Still, a number of tough rules won widespread support from both industry and environmental groups.
Colorado, for example, is the first state in the continental U.S. to ban routine flaring, joining only Alaska in limiting the practice of burning methane from producing oil wells.
Similarly, well-integrity rules, adopted in June, aimed at protecting groundwater resources, were supported by all sides.

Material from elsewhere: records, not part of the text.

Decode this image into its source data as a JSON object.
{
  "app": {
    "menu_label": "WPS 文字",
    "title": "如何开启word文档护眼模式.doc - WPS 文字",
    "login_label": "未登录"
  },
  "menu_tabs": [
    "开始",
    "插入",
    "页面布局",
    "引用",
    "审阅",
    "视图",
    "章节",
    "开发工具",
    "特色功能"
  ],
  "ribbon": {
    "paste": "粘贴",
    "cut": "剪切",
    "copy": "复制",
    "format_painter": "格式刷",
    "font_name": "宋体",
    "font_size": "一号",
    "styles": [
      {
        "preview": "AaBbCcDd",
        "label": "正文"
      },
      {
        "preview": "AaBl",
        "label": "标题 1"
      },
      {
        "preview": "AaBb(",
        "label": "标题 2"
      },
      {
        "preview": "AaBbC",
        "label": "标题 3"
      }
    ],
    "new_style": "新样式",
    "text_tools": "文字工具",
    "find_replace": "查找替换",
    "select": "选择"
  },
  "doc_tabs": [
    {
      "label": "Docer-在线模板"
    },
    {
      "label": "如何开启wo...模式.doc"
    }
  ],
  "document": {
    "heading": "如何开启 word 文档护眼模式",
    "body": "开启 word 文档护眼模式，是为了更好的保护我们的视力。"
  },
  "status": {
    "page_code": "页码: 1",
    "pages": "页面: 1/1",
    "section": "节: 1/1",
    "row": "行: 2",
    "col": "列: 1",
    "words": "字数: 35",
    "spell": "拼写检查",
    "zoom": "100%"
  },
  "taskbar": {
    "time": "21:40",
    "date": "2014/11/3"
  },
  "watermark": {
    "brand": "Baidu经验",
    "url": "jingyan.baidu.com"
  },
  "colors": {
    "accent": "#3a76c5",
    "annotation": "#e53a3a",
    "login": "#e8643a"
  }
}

The rules require annual pressure tests of every well in the state, and more steel casing and cement in new wells.
“There has been a lot of collaboration and conversation,” with commission staff and other stakeholders, Carrie Hackenberger, associate director of API-Colorado, said when the rule was tentatively adopted. “It has been a fairly good process.”
One of the industry’s complaints has been the slow processing time at the COGCC for approval of applications for spacing orders and drilling permits.
The new full-time commission was created to help with the flow, and the new rules also created the position of administration law judges to expedite hearings. The rules also streamline the application process.